Возможно, в результате этого Казанова принялся истово исполнять роль cavaliere servente при маркизе д’Юрфе, которая решила сменить свои каббалистические увлечения на нечто более современное и в духе Просвещения, предложив Казанове вместе отправиться в Монморанси для встречи с Жан-Жаком Руссо, тогда — философом и писателем сорока семи лет. Руссо погряз в долгах, был вынужден воспользоваться гостеприимством маршала Люксембургского и поселиться у него в замке. Казанова описывает писателя как обремененного финансовыми проблемами, принуждаемого копировать ноты, которые ему привозили парижские дамы вроде маркизы, считавшие его выдающимся и передовым: «Люди платят ему двойную плату по сравнению с работой обычного копировальщика, но он гарантирует, что никаких ошибок не будет, и так поддерживает свою жизнь». Казанову потряс контраст между международным признанием и унизительными условиями жизни Руссо. Нет, путь к литературной славе не прельстил Джакомо.

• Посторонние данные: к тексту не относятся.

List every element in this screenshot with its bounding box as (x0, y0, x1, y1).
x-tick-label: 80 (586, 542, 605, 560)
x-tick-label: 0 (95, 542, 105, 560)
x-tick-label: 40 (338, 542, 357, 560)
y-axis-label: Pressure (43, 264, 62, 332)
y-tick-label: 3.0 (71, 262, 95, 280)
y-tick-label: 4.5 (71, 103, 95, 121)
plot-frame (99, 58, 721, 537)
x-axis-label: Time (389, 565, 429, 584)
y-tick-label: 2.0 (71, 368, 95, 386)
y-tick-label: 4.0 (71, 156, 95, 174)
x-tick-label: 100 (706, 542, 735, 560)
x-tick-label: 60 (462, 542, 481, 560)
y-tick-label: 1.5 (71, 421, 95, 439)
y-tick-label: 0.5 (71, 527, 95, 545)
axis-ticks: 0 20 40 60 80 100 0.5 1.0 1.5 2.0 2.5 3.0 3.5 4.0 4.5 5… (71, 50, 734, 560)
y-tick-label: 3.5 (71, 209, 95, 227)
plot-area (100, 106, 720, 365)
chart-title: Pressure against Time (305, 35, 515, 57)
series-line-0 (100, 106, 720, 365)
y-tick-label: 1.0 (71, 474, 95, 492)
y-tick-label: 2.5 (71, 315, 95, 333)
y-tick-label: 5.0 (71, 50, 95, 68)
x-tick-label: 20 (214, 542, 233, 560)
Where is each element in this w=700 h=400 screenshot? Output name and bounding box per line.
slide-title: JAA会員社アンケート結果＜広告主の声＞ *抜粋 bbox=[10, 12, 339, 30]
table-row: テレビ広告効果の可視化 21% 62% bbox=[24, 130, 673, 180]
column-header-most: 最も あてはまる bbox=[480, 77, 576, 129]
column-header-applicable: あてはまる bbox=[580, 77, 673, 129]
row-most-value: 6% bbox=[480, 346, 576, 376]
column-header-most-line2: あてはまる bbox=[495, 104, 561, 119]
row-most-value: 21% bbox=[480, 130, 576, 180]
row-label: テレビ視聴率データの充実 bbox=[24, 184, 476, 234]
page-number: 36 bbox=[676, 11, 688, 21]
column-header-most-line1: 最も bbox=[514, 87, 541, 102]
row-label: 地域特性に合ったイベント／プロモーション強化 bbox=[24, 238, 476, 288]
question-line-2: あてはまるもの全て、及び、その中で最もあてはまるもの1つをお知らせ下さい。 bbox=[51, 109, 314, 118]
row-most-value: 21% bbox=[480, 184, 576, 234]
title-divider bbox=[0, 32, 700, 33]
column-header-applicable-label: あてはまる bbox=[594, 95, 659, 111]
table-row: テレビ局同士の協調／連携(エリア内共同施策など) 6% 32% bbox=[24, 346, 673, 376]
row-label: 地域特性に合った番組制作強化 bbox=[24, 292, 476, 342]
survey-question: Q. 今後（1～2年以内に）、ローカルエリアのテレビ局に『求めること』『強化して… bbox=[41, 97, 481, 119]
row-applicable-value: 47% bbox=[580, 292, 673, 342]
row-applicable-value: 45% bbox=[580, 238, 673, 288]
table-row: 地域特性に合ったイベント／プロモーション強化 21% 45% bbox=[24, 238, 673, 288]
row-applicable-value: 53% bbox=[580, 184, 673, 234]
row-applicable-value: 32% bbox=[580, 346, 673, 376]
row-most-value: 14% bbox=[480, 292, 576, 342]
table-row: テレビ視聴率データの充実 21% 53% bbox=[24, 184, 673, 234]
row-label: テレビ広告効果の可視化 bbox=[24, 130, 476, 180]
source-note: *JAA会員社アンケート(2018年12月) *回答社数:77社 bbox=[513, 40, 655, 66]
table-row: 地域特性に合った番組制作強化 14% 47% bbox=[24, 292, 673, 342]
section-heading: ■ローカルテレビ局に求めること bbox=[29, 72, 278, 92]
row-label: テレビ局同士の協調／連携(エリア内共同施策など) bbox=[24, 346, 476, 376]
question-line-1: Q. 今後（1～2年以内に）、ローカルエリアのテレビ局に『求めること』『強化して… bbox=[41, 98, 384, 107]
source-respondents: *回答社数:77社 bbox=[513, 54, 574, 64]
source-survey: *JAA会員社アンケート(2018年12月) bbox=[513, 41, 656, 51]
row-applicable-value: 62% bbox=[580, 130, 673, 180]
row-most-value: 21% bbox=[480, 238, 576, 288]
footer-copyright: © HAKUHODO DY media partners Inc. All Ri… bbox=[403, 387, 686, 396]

Похожим образом год спустя Казанова сведет продолжительное знакомство с Вольтером, который в свои шестьдесят пять наслаждался олимпийской славой и достаточно уединенной жизнью в Швейцарии. Как любил заметить Джакомо: «Он был в то время не тем человеком, которого можно было игнорировать». Знаменитый не только своими философскими беседами с русской царицей и французскими радикалами, он лишь год назад снова заставил говорить о себе, полуанонимно опубликовав сатиру на церковь, государство, философию и плутовские путешествия — роман «Кандид». Встреча произвела на Казанову огромное впечатление, и он приводит остроумные реплики Вольтера:
— Это — счастливейший день в моей жизни. Прошло двадцать лет, монсеньор, как я стал вашим учеником.
— Почитайте меня еще двадцать лет, — ответил Вольтер, — а затем заплатите мне деньги за все это время.
Но как бы ни хотелось верить в обратное, реплики Вольтера скорее отшлифованы самим Казановой и вряд ли принадлежат французскому философу — Вольтер же вообще не упоминает, чтобы его посещал красноречивый итальянец. К тому же Джакомо было тридцать пять лет, и он, безусловно, не читал в Падуе в пятнадцать лет Вольтера.
Казанове важно было представить себя в своих мемуарах как равного Вольтеру, по крайней мере в том, что касается салонного остроумия, но как бы там ни было, как и в переписке с Руссо, он демонстрирует свежий взгляд на человека, воплощавшего философский дух того времени, отмечая любовь Вольтера к садоводству и английскому языку.
Неподалеку, в Лозанне, находился маленький театр, а Вольтер был активным поклонником итальянской оперы-буфф. Он мог бы побеседовать с Казановой про итальянский театр и Венецию, предполагая, что бывший тюремный узник поддержит его мнение: будто Венеция — вотчина непопулярной олигархии, которую нужно уничтожить. Но вместо этого Вольтер обнаруживает, что Казанова считает венецианцев одними из самых свободных людей в мире (Джакомо мог подразумевать как сексуальную сферу, так и политическую). Казанова уже, без сомнения, читал «Кандида», книгу, которая была опубликована в Европе в 1759 году. Новый, скандальный взгляд на отношения полов и вопросы секса, философская и политическая сатира и необычные приключения не могли не понравиться Казанове, который также должен был поразиться заметной параллели между своей собственной жизнью и жизнью молодого бастарда Кандида, не получившего при рождении почти ничего, кроме ума.
Лучшая сатира, конечно, берет за основу реальность, и более поздние критики «Истории» Казановы указывали на чрезмерное ее сходство с плутовскими приключениями Кандида, пробирающегося через опасности гаремов, королевских дворов, тюрем и венерических болезней, — но это явно несправедливо: ясно, что подобную жизнь вполне можно было прожить на самом деле, и Казанова доказал это.